Es ist einige Monate her, als hier über diese(s) unsägliche Lann Hornscheidt und die Auswüche satirisch und kritisch berichtet wurde. Zwischenzeitlich gelangt die, diese(s) Professx beheimatende Humboldt Universität Berlin, ja auch auf andere Abwege, über die unter anderem bei „Genderama“ und „Kritische Wissenschaft“ z.B. bereits mehrfach berichtet wurde:

Mobbing, Meinungsunterdrückung und einseitige Gleichmacherei.

Aber das soll nicht Inhalt dieses Artikels sein, sondern ist nur die Einleitung zu einem schönen Stück Poesie, welches die Kommentatorin „ErdbeerX“ als Reflexion auf die Thematik einer geschlechtsneutralen Sprache geschrieben hat.

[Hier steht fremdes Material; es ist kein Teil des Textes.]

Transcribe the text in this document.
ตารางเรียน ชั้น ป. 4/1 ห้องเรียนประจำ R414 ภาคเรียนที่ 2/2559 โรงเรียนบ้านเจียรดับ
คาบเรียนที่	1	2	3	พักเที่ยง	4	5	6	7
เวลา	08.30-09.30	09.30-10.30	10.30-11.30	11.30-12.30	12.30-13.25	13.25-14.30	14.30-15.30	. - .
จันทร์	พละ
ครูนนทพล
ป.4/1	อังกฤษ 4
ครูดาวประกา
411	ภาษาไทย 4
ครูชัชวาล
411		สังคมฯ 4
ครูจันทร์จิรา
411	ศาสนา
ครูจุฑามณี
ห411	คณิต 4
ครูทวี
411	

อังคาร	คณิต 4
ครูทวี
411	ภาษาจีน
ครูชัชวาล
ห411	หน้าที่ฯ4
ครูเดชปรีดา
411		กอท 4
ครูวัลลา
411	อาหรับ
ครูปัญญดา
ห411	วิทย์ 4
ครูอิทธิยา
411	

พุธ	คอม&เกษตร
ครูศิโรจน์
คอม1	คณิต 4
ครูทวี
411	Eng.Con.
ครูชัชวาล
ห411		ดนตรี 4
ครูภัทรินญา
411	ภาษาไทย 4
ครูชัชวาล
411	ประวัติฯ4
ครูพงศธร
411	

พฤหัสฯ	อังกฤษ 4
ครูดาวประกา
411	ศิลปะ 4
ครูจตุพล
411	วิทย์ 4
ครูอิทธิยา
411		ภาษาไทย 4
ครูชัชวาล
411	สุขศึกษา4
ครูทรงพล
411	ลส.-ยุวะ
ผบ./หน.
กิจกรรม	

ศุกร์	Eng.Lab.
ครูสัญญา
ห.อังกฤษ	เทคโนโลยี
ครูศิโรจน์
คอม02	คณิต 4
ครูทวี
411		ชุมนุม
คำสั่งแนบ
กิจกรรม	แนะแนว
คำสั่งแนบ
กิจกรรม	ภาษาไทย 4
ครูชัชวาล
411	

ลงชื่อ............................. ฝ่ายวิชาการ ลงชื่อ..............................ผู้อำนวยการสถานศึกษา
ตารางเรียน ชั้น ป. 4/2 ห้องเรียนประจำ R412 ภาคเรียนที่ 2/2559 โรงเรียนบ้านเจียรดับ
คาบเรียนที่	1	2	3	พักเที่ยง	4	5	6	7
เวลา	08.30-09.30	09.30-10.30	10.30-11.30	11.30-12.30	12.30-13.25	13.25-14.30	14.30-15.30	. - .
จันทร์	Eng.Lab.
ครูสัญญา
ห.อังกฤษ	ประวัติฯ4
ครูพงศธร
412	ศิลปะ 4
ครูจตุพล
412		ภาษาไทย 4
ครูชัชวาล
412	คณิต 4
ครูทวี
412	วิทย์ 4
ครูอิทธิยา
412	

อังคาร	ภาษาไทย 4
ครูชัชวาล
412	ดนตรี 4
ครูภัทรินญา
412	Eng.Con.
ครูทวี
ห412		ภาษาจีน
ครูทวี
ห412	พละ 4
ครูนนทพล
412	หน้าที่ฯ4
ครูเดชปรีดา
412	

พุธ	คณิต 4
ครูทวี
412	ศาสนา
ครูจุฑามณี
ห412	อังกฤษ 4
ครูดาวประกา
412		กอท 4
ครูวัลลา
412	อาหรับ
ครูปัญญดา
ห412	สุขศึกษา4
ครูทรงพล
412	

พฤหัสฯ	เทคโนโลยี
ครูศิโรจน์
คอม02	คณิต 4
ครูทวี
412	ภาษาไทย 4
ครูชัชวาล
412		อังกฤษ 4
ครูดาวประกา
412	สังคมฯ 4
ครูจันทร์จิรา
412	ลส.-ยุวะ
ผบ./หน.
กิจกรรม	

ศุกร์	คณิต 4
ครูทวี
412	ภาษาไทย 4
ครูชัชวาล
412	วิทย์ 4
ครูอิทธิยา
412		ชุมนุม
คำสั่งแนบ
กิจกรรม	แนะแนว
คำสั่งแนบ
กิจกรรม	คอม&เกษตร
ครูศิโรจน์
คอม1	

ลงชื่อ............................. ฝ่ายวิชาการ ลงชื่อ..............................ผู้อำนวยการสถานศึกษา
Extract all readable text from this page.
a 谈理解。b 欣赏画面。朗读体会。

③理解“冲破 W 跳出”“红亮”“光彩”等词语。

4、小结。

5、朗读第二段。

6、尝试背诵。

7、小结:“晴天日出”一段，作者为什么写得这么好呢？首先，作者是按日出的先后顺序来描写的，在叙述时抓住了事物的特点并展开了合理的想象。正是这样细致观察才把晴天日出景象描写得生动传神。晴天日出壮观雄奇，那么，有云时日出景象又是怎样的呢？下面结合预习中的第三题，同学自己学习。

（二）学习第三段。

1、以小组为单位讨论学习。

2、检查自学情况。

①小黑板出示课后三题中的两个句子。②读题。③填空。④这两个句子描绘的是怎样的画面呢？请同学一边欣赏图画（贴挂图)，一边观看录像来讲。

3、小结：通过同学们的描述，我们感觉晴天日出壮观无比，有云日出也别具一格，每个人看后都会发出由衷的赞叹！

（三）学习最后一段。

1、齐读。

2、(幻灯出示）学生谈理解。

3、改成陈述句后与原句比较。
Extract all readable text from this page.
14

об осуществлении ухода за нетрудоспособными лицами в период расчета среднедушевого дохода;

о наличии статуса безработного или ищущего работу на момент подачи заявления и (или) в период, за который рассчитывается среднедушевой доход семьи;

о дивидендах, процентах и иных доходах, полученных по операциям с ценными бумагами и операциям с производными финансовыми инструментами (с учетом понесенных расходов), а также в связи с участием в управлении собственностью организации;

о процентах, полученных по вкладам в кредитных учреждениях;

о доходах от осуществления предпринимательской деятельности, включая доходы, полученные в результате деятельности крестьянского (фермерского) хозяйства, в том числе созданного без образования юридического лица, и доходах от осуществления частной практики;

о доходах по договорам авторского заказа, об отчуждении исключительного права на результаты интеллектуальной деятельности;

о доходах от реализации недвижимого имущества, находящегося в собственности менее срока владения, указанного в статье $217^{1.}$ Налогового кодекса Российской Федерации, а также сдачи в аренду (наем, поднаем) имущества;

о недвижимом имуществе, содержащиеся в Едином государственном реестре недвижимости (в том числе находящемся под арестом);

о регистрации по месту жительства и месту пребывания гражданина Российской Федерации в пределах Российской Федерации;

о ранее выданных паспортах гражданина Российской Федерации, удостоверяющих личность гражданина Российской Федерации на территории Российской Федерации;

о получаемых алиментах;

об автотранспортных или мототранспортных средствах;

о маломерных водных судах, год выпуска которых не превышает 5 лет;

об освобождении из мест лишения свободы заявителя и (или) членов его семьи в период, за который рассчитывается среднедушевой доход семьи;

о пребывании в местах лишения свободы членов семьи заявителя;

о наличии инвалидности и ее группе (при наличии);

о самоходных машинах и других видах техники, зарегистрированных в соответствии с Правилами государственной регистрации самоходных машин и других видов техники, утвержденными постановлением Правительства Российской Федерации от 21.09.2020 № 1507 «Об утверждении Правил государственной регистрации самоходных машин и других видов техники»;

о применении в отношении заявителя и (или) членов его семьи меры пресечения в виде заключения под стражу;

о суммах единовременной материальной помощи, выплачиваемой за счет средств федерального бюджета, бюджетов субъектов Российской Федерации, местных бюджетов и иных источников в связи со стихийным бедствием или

Da es hintersinnig und mit einer guten Prise sarkastischen Humors gewürzt  ist, bedarf es nun dringend einer Veröffentlichung:

Ich bin es, kommt es dir so vor,
die Erdbeer, die ihr »E« verlor.

Im Genderwahnsinn ganz verflixt,
da wurde es mir wegge »x« t.

Bin ich nun weiblich oder männlich,
bin ich normal oder gar kränklich,

denn ohne »E« mit diesem »X«
schmeckt diese Erdbeer nun nach nix.

Tatsächlich bist du daran schuld,
tust Du auf deiner Seite kund,

Geschlecht ist nicht mehr zweierlei,
womit ich auch zu meinen sei.

Verwirrt les ich von Erdbeerwochen,
Sinnfindung im Zelt wird da versprochen.

Von Peinlichkeit gar schwer berührt,
hab ich das »E« dann abserviert.

Entscheid mich für das neue Ende,
bringt es vielleicht die klare Wende.

Doch les ich in dem Wahnsinn weiter,
find ich mein »X« nur noch gescheiter.

Ich weiß ja, wie´s von dir gemeint,
doch mit dem »X« bin ich vereint.

Denn mit dem »X« ist mir ganz klar,
da lebt es sich gar wunderbar.

Da kann ich das sein, was ich bin
wie vorher schon, war gar nicht schlimm.

Okay, es sind, streng genommen, mehrere Sätze. Auch, wer jetzt nicht so unbedingt der ‚Gedichte-Freund‘ ist, könnte hinter dieser poetischen Persiflage auf das »X« mehr erkennen, als man im ersten Moment vermuten könnte.